Когда Эгор закончил читать, Мания своим спокойным тихим голосом сказала:

– Я ухожу, Эгор. Прости. Мне хорошо с тобой, но этого мало. Любви у нас так и не получилось. А это главное для меня. Ты не моя половинка.

– Как это? – удивился Эмобой. – А эти цветы? А любовные стоны и конвульсии, а бездна удовольствия? – Да, ты прав, все это есть. Но я – эмо-кид, меня не обманешь. Удовольствие видела, радость видела, даже жалость, когда ты, видимо, вспоминал, что я кукла. Благодарность видела, а любви от тебя я все-таки не дождалась. И не дождусь. Ты любишь другую. Моей любви вполне бы хватило на двоих, но это меня не устраивает. Я ищу гармонию в любви, только она даст мне долгожданные плоды. Спасибо тебе за все, прощай!

И она встала и ушла из цветущей комнаты, так же бесшумно и быстро, как когда-то здесь появилась. Эгор тихо оделся, лег на спину, подложив сумку под голову, и закрыл глаз. Ему стало больно, обидно, в горле колючим комом стояли слова, которые он не сказал Мании. Да и зачем, если все, что она говорила, чистая правда. Ему было хорошо с ней, но сердце сто по-прежнему висело на стене в комнате улыбчивой девчонки из другого мира.

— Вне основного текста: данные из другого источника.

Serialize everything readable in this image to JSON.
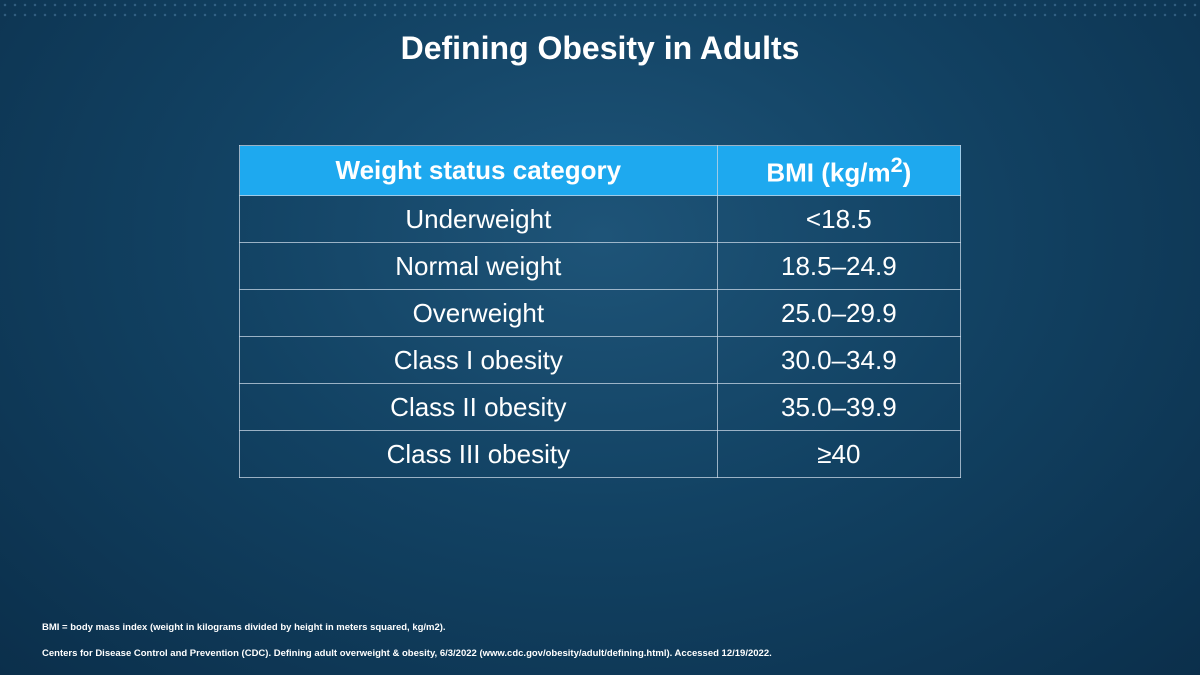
{
  "slide": {
    "title": "Defining Obesity in Adults"
  },
  "table": {
    "headers": {
      "category": "Weight status category",
      "bmi_prefix": "BMI (kg/m",
      "bmi_superscript": "2",
      "bmi_suffix": ")"
    },
    "rows": [
      {
        "category": "Underweight",
        "bmi": "<18.5"
      },
      {
        "category": "Normal weight",
        "bmi": "18.5–24.9"
      },
      {
        "category": "Overweight",
        "bmi": "25.0–29.9"
      },
      {
        "category": "Class I obesity",
        "bmi": "30.0–34.9"
      },
      {
        "category": "Class II obesity",
        "bmi": "35.0–39.9"
      },
      {
        "category": "Class III obesity",
        "bmi": "≥40"
      }
    ]
  },
  "footnotes": {
    "abbreviation": "BMI = body mass index (weight in kilograms divided by height in meters squared, kg/m2).",
    "reference": "Centers for Disease Control and Prevention (CDC). Defining adult overweight & obesity, 6/3/2022 (www.cdc.gov/obesity/adult/defining.html). Accessed 12/19/2022."
  },
  "colors": {
    "background": "#124263",
    "header_fill": "#1ea9ef",
    "text": "#ffffff"
  }
}
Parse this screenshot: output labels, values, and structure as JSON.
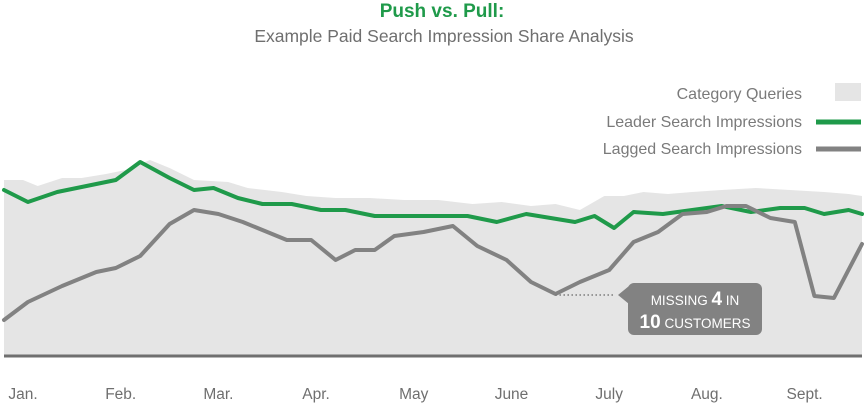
{
  "colors": {
    "area": "#e5e5e5",
    "leader": "#1f9a4a",
    "lagged": "#828282",
    "baseline": "#6f6f6f",
    "callout_bg": "#828282"
  },
  "chart_data": {
    "type": "line",
    "title": "Push vs. Pull:",
    "subtitle": "Example Paid Search Impression Share Analysis",
    "categories": [
      "Jan.",
      "Feb.",
      "Mar.",
      "Apr.",
      "May",
      "June",
      "July",
      "Aug.",
      "Sept."
    ],
    "ylim": [
      0,
      100
    ],
    "grid": false,
    "legend_position": "top-right",
    "legend": [
      "Category Queries",
      "Leader Search Impressions",
      "Lagged Search Impressions"
    ],
    "series": [
      {
        "name": "Category Queries",
        "kind": "area",
        "x": [
          -0.2,
          0.0,
          0.15,
          0.4,
          0.6,
          0.85,
          1.05,
          1.3,
          1.5,
          1.75,
          2.1,
          2.3,
          2.65,
          2.9,
          3.2,
          3.55,
          3.9,
          4.25,
          4.6,
          4.9,
          5.2,
          5.45,
          5.7,
          5.95,
          6.15,
          6.35,
          6.6,
          6.85,
          7.15,
          7.5,
          7.85,
          8.2,
          8.45,
          8.7
        ],
        "values": [
          88,
          88,
          85,
          89,
          89,
          91,
          93,
          98,
          94,
          88,
          87,
          84,
          82,
          80,
          79,
          79,
          78,
          78,
          76,
          77,
          75,
          76,
          73,
          80,
          80,
          82,
          81,
          82,
          83,
          84,
          83,
          82,
          81,
          80
        ]
      },
      {
        "name": "Leader Search Impressions",
        "kind": "line",
        "x": [
          -0.2,
          0.05,
          0.35,
          0.65,
          0.95,
          1.2,
          1.5,
          1.75,
          1.95,
          2.2,
          2.45,
          2.75,
          3.05,
          3.3,
          3.6,
          3.9,
          4.25,
          4.55,
          4.85,
          5.15,
          5.4,
          5.65,
          5.85,
          6.05,
          6.25,
          6.55,
          6.85,
          7.15,
          7.45,
          7.75,
          8.0,
          8.2,
          8.45,
          8.7
        ],
        "values": [
          83,
          77,
          82,
          85,
          88,
          97,
          89,
          83,
          84,
          79,
          76,
          76,
          73,
          73,
          70,
          70,
          70,
          70,
          67,
          71,
          69,
          67,
          70,
          64,
          72,
          71,
          73,
          75,
          72,
          74,
          74,
          71,
          73,
          71
        ]
      },
      {
        "name": "Lagged Search Impressions",
        "kind": "line",
        "x": [
          -0.2,
          0.05,
          0.4,
          0.75,
          0.95,
          1.2,
          1.5,
          1.75,
          2.0,
          2.25,
          2.45,
          2.7,
          2.95,
          3.2,
          3.4,
          3.6,
          3.8,
          4.1,
          4.4,
          4.65,
          4.95,
          5.2,
          5.45,
          5.7,
          6.0,
          6.25,
          6.5,
          6.75,
          7.0,
          7.2,
          7.4,
          7.65,
          7.9,
          8.1,
          8.3,
          8.7
        ],
        "values": [
          18,
          27,
          35,
          42,
          44,
          50,
          66,
          73,
          71,
          67,
          63,
          58,
          58,
          48,
          53,
          53,
          60,
          62,
          65,
          55,
          48,
          37,
          31,
          37,
          43,
          57,
          62,
          71,
          72,
          75,
          75,
          69,
          67,
          30,
          29,
          56
        ]
      }
    ],
    "annotations": [
      {
        "target_series": "Lagged Search Impressions",
        "x": 5.45,
        "y": 31,
        "parts": [
          {
            "text": "MISSING ",
            "bold": false
          },
          {
            "text": "4",
            "bold": true
          },
          {
            "text": " IN",
            "bold": false
          },
          {
            "text": "10",
            "bold": true
          },
          {
            "text": " CUSTOMERS",
            "bold": false
          }
        ]
      }
    ]
  }
}
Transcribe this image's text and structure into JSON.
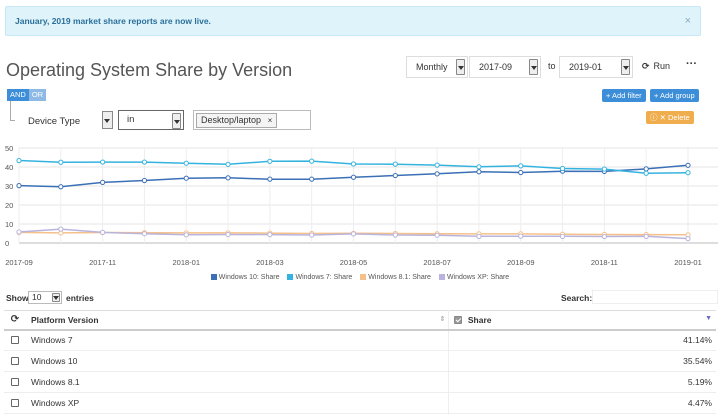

Так он и лежал, жалел себя и плакал, пока растения в комнате не стали гнить из-за высокой влажности. Поддавшись всеобщему тлену в комнате забытой любви, Эгор из солидарности с цветами тоже решил увять. Он перестал плакать, мысли его замедлили свой ход и перестали читаться, превратившись в серый телевизионный шум. Спина и конечности одеревенели, крылья-тряпочки, как осенние листья, прели под лопатками, волосы на затылке слиплись и спутались с погибающими растениями, челка упала на пол и пыталась пустить корни. Жизненные соки и токи в его организме теперь не бежали, а шли медленным шагом, совсем уже зажившая было рана на груди снова капельно закровоточила, как порез на березе весной. По его телу стали ползать короеды сомнений, мокрицы совести и черви сожалений. Его бы точно съели или превратили в нафаршированного насекомыми зомби, если бы однажды в комнату не вошли четыре здоровенных бугая.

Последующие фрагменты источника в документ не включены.